Arab World Agrees to Thumb Nose at Bush
Agence France Presse goes right to the source for their penetrating analysis of George Bush’s speech to the UN: Islamists and their enablers, who predictably spew the usual hatred and infantile victimology. To AFP, though, this self-defeating nonsense is “analysis:” Bush wasting his time with address to Mideast population: analysts.
CAIRO (AFP) - Arab commentators have dismissed US President George W. Bush’s appeal for democracy directly to the people of the region as a patronising and doomed effort to give a new face to Washington’s reviled policies.
In a speech at the UN General Assembly Tuesday, Bush conveyed his message by addressing the people of the region directly but papers and analysts predicted moderates would at best turn a deaf ear while radicals would likely see more evidence of the West’s “crusade against Islam”.
“Public opinion in Arab and Muslim countries these days is much more right-wing than the regimes themselves. Find me an Iranian who will listen to the Great Satan in chief himself and go topple his government,” said Egyptian analyst Emad Gad.
Bush scolded the Iranian regime in his speech, telling the people of Iran that the main obstacle standing between them and the better future they deserve was their rulers. The US president extended a similar message to the Syrian population and also spoke directly to the people of Darfur and the Palestinian territories.
The Lebanese daily As-Safir noted that Bush “used his speech to address the Lebanese people, whose country he hopes to turn into a model of democracy.”
“But when you see what is happening in Iraq, this word translates into bloodshed, violence and civil war,” read an article entitled “Bush the Inquisitor Divides World Between Good and Evil.”

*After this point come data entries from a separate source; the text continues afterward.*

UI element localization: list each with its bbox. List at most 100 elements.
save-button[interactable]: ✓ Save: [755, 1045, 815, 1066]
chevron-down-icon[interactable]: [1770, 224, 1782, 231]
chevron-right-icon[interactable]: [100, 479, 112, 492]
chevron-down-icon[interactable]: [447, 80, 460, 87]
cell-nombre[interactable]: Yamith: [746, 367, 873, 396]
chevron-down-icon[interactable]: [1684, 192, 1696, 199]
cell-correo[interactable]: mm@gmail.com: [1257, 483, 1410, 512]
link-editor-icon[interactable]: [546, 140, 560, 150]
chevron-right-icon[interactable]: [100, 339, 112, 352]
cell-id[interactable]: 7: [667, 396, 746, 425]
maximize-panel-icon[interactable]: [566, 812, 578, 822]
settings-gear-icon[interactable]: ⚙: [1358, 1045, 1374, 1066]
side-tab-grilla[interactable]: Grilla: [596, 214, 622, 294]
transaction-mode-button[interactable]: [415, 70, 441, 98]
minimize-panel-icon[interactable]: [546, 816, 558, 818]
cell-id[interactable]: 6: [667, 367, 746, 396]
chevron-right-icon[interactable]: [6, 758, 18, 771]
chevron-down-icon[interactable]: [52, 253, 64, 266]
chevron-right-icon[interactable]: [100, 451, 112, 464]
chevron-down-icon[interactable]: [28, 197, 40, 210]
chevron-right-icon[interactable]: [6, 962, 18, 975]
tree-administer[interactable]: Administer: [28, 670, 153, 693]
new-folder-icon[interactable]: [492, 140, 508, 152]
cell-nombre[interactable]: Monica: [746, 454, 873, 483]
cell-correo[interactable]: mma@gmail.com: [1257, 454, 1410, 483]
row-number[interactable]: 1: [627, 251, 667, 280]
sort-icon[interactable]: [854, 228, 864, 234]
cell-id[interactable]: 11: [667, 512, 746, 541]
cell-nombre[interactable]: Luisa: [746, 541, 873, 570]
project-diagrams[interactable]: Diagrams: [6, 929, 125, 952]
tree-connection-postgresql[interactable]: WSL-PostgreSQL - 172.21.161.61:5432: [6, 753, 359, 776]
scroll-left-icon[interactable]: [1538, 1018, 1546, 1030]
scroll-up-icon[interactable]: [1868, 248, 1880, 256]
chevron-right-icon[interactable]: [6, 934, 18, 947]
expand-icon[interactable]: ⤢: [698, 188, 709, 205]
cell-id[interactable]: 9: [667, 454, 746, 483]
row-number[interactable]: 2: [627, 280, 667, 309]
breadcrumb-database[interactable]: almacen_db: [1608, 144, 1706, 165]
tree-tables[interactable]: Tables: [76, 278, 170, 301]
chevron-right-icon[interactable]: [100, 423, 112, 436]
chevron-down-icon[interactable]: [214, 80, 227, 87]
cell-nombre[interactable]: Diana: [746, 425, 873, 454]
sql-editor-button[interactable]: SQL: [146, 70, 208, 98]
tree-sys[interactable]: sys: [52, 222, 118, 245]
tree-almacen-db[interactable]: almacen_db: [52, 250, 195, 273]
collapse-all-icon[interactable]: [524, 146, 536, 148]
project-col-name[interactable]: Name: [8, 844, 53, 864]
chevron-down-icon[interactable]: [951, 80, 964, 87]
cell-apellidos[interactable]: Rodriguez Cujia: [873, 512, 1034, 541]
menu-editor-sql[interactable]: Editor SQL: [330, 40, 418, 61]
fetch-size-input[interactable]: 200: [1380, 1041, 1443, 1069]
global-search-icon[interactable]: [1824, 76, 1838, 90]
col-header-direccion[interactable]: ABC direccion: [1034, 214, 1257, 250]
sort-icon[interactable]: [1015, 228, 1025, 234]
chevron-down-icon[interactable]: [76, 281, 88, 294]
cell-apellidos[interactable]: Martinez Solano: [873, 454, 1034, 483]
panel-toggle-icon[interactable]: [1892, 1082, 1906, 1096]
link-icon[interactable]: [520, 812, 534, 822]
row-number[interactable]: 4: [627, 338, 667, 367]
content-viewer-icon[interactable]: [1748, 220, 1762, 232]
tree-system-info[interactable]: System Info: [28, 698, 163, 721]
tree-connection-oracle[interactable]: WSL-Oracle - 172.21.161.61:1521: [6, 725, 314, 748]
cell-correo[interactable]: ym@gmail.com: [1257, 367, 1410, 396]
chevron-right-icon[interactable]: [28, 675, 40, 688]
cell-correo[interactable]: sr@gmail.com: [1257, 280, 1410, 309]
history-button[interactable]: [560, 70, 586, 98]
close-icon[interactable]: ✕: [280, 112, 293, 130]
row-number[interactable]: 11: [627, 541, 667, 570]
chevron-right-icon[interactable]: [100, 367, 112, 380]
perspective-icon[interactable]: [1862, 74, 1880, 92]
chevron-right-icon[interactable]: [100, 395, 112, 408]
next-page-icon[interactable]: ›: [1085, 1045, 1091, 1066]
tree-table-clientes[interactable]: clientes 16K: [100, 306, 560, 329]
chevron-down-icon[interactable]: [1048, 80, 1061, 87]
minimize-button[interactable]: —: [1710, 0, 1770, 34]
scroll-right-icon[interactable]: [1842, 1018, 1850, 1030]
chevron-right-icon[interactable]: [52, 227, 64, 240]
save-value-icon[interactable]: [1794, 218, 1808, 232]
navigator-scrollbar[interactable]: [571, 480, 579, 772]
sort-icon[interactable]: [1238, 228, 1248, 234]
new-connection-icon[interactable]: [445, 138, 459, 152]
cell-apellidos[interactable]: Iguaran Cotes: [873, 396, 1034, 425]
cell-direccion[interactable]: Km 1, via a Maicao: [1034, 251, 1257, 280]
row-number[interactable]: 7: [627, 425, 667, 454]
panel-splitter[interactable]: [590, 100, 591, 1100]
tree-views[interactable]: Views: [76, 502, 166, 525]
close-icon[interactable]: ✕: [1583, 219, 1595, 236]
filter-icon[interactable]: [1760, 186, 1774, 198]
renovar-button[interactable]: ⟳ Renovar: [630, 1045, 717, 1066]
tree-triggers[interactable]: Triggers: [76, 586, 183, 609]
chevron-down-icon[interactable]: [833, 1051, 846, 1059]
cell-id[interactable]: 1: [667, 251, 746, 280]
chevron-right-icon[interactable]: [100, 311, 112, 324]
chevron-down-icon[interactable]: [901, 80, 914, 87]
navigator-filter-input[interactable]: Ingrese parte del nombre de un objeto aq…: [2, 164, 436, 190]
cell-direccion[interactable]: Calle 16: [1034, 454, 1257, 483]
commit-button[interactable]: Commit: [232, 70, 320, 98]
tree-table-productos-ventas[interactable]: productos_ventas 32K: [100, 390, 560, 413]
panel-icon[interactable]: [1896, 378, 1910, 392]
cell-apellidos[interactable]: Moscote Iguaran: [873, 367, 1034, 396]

Taher Adwan, editor-in-chief of the independent Jordanian daily Al-Arab Al-Yawm, lashed out at what he said was Bush’s patronising tone. “US President George W. Bush appeared yesterday like a school teacher admonishing and threatening his students while they, the pupils, unable to respond directly to him, pledged to themselves to continue challenging him,” he said. “President Bush cannot be seen as the leader of the world,” Adwan added.